Миновав пару перекрестков и стараясь запомнить обратную дорогу, Татьяна Николаевна вышла к Термини. Так назывались одновременно станция метро, вокзал и большая площадь, на которой была конечная остановка почти всех маршрутов автобусов. План она выработала такой — найти человека, который по доброте душевной или за плату сделает ей укол, затем быстро вернуться в свою гостиницу, подняться в номер, не вызывая подозрений, и там уснуть. По мнению Татьяны Николаевны, план был великолепный. Оставалось только найти того, кто поможет его осуществить. Для начала она присела на скамейку на одной из автобусных остановок, чтобы осмотреться. Перед ней была красивая площадь, а вокруг — цветущий парк. Субтропические деревья росли между площадок, к которым подъезжали чисто вымытые автобусы. Один из них привлек ее внимание: ярко-красный, будто игрушечный, двухэтажный, с открытыми местами наверху. Водитель высадил группу туристов. Маленькие черноволосые люди с раскосыми глазами, аккуратные и тихие, быстро вышли из автобуса, выстроились в колонну по двое и, дождавшись сигнала светофора, целенаправленно, но без суеты пошли через дорогу. Автобус был такой симпатичный, что, не будь Татьяна Николаевна так занята своим делом, ей непременно захотелось бы прокатиться на нем, но теперь она без сожаления оставила это развлечение для других. Она напряженно оглядывалась, но в чудном синем воздухе над ее скамейкой свешивались и пахли розовые кисти пушистой глицинии, они отвлекали ее, манили и звали в прошлое, в ту счастливую жизнь, когда еще молод был ее муж и сама она была девчонкой, оголтелой от любви, а не печальной женщиной, утратившей желание жить. Этот запах она вспомнила — так пахли глицинии в мае в Сочи, куда они ездили отдыхать несколько раз, пока еще дочка была маленькой.

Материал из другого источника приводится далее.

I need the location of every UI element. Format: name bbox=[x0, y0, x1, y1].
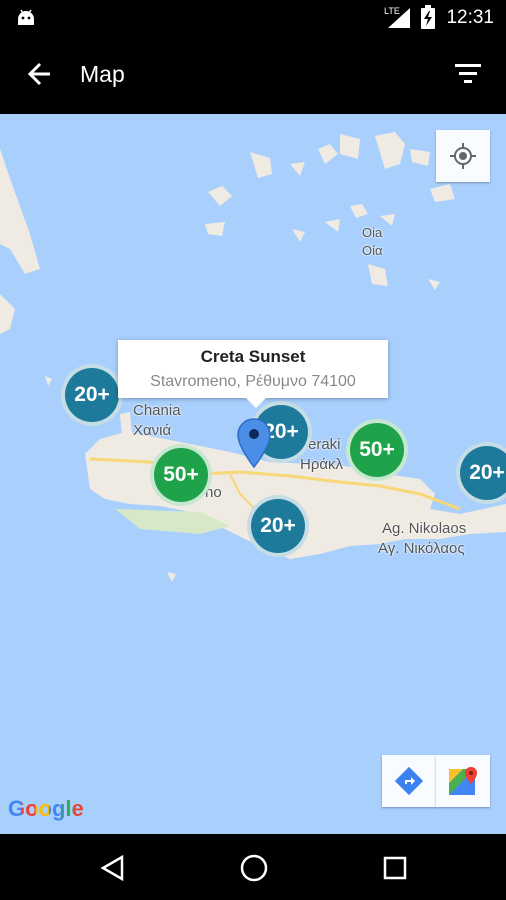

Прочитай когда-нибудь Татьяна Николаевна Пруста, она изумилась бы, насколько точно этот совершенно далекий ей автор подметил, что вернуться в прошлое можно с помощью ощущений. Но Татьяне Николаевне никогда в жизни не попадала в руки его трилогия о Сване, поэтому она самостоятельно пришла к заключению об умозрительности поисков утраченного времени. Воспоминания о Сочи ее расстроили. Она подумала, что в тот период яркого счастья и помыслить себе не могла, что конец ее жизни наступит всего лишь через сравнительно небольшой промежуток времени на одинокой скамейке незнакомого и чужого города, в далекой стране, где она будет не в командировке и не в туристическом вояже, а окажется загнанной чужой волей. Эта мысль привела ее в дрожь, она решила взять себя в руки и как можно быстрее приступить к делу.